The diaphragm is the primary inspiratory pump muscle of breathing. Notwithstanding its critical role in pulmonary ventilation, the diaphragm like other striated muscles is malleable in response to physiological and pathophysiological stressors, with potential implications for the maintenance of respiratory homeostasis. This review considers hypoxic adaptation of the diaphragm muscle, with a focus on functional, structural, and metabolic remodeling relevant to conditions such as high altitude and chronic respiratory disease. On the basis of emerging data in animal models, we posit that hypoxia is a significant driver of respiratory muscle plasticity, with evidence suggestive of both compensatory and deleterious adaptations in conditions of sustained exposure to low oxygen. Cellular strategies driving diaphragm remodeling during exposure to sustained hypoxia appear to confer hypoxic tolerance at the expense of peak force-generating capacity, a key functional parameter that correlates with patient morbidity and mortality. Changes include, but are not limited to: redox-dependent activation of hypoxia-inducible factor (HIF) and MAP kinases; time-dependent carbonylation of key metabolic and functional proteins; decreased mitochondrial respiration; activation of atrophic signaling and increased proteolysis; and altered functional performance. Diaphragm muscle weakness may be a signature effect of sustained hypoxic exposure. We discuss the putative role of reactive oxygen species as mediators of both advantageous and disadvantageous adaptations of diaphragm muscle to sustained hypoxia, and the role of antioxidants in mitigating adverse effects of chronic hypoxic stress on respiratory muscle function.
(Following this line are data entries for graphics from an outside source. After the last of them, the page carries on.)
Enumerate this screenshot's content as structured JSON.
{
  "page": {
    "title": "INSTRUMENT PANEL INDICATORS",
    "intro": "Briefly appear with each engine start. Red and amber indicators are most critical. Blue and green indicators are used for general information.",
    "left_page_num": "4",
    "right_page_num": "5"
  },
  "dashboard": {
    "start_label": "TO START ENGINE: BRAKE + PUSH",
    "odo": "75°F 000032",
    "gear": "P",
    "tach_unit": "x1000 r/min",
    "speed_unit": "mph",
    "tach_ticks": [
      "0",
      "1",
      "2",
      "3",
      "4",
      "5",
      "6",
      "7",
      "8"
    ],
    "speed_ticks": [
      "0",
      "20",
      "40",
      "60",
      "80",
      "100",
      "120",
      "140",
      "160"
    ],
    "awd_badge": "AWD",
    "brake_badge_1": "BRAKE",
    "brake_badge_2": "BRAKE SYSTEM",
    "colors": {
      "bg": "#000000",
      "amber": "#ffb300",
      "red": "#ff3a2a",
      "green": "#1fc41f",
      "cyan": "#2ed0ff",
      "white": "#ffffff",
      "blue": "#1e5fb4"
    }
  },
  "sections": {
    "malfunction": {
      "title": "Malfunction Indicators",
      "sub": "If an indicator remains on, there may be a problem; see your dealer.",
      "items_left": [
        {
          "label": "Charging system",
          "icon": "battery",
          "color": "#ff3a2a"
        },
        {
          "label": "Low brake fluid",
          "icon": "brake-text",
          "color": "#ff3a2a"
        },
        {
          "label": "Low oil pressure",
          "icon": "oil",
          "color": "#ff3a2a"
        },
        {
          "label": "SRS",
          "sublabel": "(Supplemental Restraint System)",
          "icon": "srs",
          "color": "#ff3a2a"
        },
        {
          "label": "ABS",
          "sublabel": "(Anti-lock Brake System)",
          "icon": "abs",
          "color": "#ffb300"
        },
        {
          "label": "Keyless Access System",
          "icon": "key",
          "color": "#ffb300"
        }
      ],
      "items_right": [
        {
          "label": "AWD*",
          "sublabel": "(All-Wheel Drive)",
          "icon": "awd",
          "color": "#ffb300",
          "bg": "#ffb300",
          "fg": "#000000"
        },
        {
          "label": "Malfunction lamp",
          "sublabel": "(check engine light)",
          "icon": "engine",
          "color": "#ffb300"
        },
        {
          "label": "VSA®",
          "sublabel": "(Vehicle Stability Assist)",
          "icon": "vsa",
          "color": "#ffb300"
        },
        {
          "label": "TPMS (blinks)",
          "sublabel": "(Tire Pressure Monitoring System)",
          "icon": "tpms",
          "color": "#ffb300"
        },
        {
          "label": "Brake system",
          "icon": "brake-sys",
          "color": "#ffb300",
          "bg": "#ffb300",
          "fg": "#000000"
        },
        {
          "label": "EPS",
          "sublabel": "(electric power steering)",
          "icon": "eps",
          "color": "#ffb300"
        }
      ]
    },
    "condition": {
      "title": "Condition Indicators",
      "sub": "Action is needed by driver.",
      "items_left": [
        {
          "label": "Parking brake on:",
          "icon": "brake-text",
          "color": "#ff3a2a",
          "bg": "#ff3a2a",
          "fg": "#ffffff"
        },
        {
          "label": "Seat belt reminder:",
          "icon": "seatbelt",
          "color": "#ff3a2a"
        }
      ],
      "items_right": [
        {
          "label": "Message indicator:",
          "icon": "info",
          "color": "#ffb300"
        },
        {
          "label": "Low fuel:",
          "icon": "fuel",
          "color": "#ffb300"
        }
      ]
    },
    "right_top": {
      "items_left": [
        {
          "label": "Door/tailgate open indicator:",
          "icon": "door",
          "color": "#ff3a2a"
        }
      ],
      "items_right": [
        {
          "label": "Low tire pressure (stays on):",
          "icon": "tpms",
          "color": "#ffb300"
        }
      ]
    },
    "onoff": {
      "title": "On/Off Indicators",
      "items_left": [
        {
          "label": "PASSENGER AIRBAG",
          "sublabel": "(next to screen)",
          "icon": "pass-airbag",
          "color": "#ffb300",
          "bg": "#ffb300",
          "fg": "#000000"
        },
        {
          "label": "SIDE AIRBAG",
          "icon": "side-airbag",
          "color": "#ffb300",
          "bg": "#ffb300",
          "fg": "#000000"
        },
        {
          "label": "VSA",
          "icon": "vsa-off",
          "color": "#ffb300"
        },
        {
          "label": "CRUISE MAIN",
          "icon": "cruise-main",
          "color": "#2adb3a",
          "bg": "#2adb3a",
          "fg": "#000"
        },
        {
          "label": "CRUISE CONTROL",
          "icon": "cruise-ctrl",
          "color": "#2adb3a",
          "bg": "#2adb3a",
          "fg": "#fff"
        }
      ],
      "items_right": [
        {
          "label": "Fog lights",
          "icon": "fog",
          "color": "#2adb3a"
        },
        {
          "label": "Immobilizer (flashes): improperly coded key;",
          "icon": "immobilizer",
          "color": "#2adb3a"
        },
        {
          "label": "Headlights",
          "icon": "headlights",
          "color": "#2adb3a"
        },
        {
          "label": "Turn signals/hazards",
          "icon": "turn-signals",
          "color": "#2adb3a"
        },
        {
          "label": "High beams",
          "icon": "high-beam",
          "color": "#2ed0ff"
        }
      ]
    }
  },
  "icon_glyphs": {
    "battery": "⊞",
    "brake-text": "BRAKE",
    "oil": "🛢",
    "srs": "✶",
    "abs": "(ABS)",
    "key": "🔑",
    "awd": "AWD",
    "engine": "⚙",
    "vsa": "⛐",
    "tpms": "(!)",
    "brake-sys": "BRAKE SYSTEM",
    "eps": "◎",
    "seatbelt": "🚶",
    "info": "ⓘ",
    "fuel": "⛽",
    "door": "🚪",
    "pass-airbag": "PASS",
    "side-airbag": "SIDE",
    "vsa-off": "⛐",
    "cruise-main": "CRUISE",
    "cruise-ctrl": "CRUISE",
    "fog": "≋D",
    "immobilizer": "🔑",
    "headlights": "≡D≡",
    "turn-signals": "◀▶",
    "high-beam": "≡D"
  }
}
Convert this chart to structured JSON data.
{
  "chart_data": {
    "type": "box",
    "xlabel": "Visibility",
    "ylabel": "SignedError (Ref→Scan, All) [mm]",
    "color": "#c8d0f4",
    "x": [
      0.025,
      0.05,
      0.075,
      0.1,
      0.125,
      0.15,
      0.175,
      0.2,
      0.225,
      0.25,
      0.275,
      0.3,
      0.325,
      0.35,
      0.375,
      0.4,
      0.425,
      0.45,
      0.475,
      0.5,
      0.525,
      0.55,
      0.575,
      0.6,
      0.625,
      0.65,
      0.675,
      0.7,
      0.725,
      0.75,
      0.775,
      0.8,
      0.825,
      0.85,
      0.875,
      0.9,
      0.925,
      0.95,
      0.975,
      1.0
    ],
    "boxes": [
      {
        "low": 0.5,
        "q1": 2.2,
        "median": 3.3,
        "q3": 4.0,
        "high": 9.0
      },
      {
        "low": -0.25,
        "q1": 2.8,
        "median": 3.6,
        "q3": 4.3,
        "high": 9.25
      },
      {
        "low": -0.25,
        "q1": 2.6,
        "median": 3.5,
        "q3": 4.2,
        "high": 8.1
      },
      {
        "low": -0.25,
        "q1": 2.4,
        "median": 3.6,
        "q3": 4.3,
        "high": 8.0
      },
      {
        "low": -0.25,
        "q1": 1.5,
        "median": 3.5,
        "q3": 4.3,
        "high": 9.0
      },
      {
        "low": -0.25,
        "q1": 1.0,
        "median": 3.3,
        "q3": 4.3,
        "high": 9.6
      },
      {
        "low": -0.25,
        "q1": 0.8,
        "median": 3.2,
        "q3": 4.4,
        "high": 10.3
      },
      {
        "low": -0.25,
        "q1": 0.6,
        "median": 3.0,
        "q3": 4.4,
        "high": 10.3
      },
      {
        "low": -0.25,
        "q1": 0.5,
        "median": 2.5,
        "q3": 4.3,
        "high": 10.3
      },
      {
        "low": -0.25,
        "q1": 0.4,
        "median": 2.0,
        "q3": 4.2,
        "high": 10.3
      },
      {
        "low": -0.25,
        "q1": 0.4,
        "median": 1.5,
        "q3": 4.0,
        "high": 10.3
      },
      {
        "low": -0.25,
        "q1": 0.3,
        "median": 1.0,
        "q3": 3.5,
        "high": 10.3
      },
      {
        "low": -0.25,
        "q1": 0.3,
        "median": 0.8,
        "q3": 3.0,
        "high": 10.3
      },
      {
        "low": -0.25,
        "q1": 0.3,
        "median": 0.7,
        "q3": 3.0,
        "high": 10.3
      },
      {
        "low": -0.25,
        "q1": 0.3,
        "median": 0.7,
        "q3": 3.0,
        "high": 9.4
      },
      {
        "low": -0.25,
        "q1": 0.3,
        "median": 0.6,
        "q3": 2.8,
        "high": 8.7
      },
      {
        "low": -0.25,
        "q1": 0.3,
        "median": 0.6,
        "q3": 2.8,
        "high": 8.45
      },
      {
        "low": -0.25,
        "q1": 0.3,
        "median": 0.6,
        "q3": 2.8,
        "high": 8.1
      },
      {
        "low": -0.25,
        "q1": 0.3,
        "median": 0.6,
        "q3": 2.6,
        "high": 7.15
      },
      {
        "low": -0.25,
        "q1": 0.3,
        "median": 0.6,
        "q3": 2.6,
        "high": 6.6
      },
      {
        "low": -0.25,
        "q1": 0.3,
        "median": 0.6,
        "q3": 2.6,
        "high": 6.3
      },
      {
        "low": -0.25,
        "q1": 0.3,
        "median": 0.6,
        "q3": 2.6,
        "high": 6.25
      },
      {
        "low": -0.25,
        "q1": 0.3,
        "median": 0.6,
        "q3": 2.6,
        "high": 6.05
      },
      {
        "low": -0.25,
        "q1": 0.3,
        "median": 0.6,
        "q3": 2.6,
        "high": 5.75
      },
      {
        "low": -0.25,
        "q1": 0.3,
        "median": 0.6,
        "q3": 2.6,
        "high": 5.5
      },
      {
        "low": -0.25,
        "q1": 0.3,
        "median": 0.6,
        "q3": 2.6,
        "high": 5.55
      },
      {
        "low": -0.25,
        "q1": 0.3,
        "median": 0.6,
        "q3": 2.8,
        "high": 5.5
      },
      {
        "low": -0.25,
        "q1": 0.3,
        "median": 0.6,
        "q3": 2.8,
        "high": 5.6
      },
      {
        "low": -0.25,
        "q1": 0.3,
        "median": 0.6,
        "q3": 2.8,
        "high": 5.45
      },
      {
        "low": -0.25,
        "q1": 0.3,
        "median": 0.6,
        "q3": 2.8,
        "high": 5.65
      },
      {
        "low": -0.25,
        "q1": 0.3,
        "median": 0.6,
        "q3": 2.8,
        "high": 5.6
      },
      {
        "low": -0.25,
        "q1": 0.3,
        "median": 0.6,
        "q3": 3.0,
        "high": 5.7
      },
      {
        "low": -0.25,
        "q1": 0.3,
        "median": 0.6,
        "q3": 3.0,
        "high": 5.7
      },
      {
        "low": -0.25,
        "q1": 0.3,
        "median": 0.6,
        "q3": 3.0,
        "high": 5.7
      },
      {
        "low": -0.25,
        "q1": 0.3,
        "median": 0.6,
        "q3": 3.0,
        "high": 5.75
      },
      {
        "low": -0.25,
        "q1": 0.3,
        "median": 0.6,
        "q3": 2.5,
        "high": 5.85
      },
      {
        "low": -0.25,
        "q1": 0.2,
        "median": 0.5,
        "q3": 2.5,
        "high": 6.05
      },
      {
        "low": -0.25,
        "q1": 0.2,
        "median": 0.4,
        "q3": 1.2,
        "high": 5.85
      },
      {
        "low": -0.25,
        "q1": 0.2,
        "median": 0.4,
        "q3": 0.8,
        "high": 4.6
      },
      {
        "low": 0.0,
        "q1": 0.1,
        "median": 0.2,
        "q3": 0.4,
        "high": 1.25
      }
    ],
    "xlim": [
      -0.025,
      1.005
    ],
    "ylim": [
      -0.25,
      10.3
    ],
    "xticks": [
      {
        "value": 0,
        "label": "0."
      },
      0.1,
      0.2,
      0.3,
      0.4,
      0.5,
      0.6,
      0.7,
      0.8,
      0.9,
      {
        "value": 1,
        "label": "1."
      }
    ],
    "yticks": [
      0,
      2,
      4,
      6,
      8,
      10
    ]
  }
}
Redox remodelling in diaphragm muscle adaptation to chronic sustained hypoxia

Chronic sustained hypoxia (CH) induces functional weakness, atrophy, and mitochondrial remodelling in the diaphragm muscle. Animal models of CH present with changes similar to patients with respiratory-related disease, thus, elucidating the molecular mechanisms driving these adaptations is clinically important. We hypothesize that ROS are pivotal in diaphragm muscle adaptation to CH. C57BL6/J mice were exposed to CH (FiO2=0.1) for one, three, and six weeks. Sternohyoid (upper airway dilator), extensor digitorum longus (EDL), and soleus were studied as reference muscles as well as the diaphragm. The diaphragm was profiled using a redox proteomics approach followed by mass spectrometry. Following this, redox-modified metabolic enzyme activities and atrophy signalling were assessed using spectrophotometric assays and ELISA. Diaphragm isotonic performance was assessed after six weeks of CH ± chronic antioxidant supplementation. Protein carbonyl and free thiol content in the diaphragm were increased and decreased respectively after six weeks of CH – indicative of protein oxidation. These changes were temporally modulated and muscle specific. Extensive remodelling of metabolic proteins occurred and the stress reached the cross-bridge. Metabolic enzyme activities in the diaphragm were, for the most part, decreased by CH and differential muscle responses were observed. Redox sensitive chymotrypsin-like proteasome activity of the diaphragm was increased and atrophy signalling was observed through decreased phospho-FOXO3a and phospho-mTOR. Phospho-p38 MAPK content was increased and this was attenuated by antioxidant treatment. Hypoxia decreased power generating capacity of the diaphragm and this was restored by N-acetyl-cysteine (NAC) but not by tempol. Redox remodelling is pivotal for diaphragm adaptation to chronic sustained hypoxia. Muscle changes are dependent on duration of the hypoxia stimulus, activity profile of the muscle, and molecular composition of the muscle. The working respiratory muscles and slow oxidative fibres are particularly susceptible. NAC (antioxidant) may be useful as an adjunct therapy in respiratory-related diseases characterised by hypoxic stress.